After eleven years living, dancing, teaching tango, and writing in Buenos Aires, I came home to L.A. in 2014, where I'm reconstructing my life.

Saturday, May 31, 2008

Embassy Waltz

Thursday was a record cold day for the month of May in Buenos Aires, with the high at 12 degrees Celsius (53.6 Fahrenheit) and a low of 3 degrees Celsius (37.4 Fahrenheit). (Reported in Argentina's Travel Guide.) Cold, freezing cold, but still a beautiful day with bright sun and blue skies.

Ruben and I went to the U.S. Embassy to try once again to get a needed paper for Argentine Immigration so that I can get a long-term visa. (I've been working on getting enough papers to satisfy them for four years now, and still have to leave the country every three months!)

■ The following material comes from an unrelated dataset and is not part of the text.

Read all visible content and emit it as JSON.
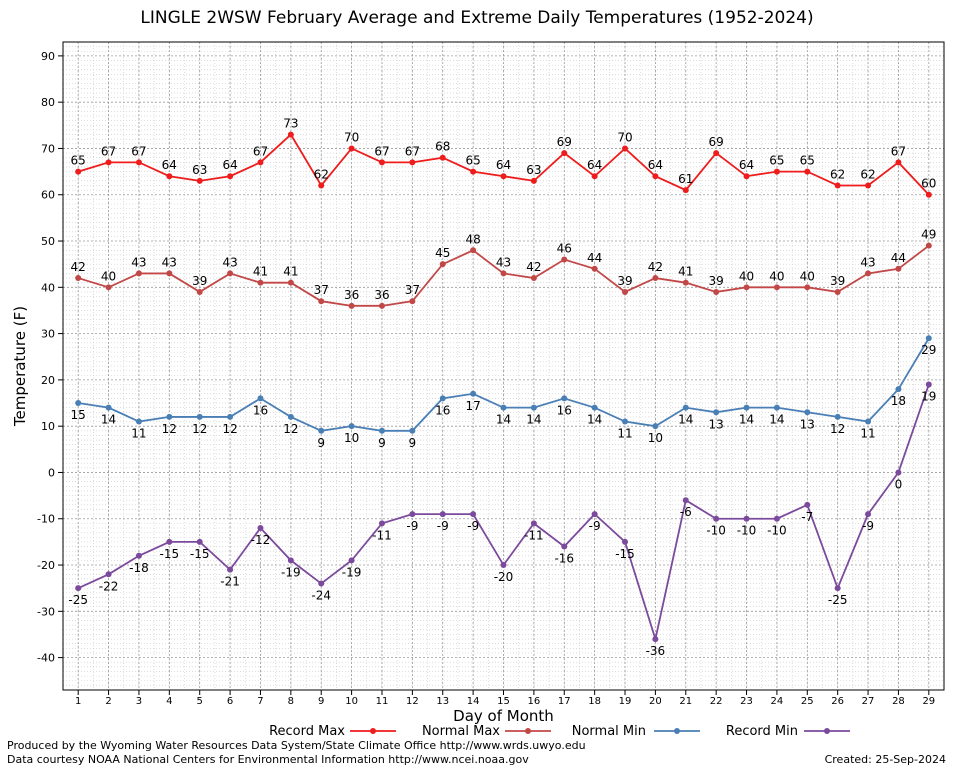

We took the bus to Palermo, and instead of walking the next three blocks to the Embassy, we took a horse-drawn carriage! I arrived at the ugly bunker of a building as if I were Cinderella attending the Embassy Ball. (Such a shame the Embassy resembles a prison and not a Belle Epoque palace like the other embassies in Buenos Aires.)

Only citizens can enter; Ruben waited for me in the park across the street.

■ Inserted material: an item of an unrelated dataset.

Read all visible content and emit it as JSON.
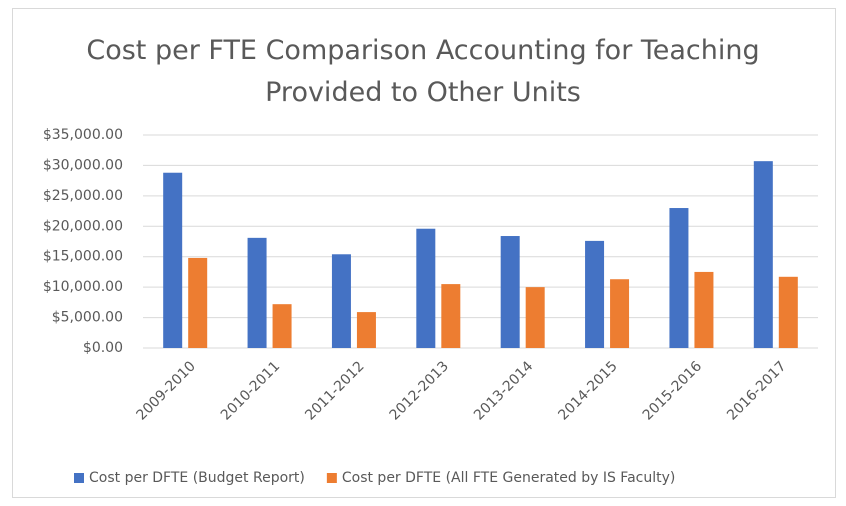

There were no places to sit in the Consular Section, and so I took a number and stood against the wall. I waited, until I was the very last person there. The blinds went down behind the bullet-proof glass windows, and the staff went to lunch.

I went out to find Ruben half-frozen, and we warmed up with noquis (it was the 29th of the month) in the first restaurant we found, Nucha, which turned out to be excellent. Back we went, he to the cold park and me inside to take another number. At last I was told that the papers I had been required to get last year were not necessary. The papers were to prove that the person who has a birth certificate and a passport with two completely different names are both me. The papers that I had gone back to the States to get and which cost me a bundle in fees were not necessary.

On Thursday the Consulate simply contacted Social Security, and hours later I walked out of the Embassy with the required letter. I was happy that when I signed the document, I had to raise my right hand and swear in front of the Consul that it was true, that all those different names are mine. I like that. Somehow it felt honest and American; I just don't understand why I couldn't have done that in the first place: Yes, your honor, I am one and the same person! It makes so much sense that in Latin countries the women keep their maiden names and just add "de Rodriguez" or whatever. In the U.S. you can call yourself anything you want, and some of us do.

When next I go to Imigracion in Retiro with my box of papers in hand, maybe this time I will have enough of them, and the search for the Glass Slipper will be over at last.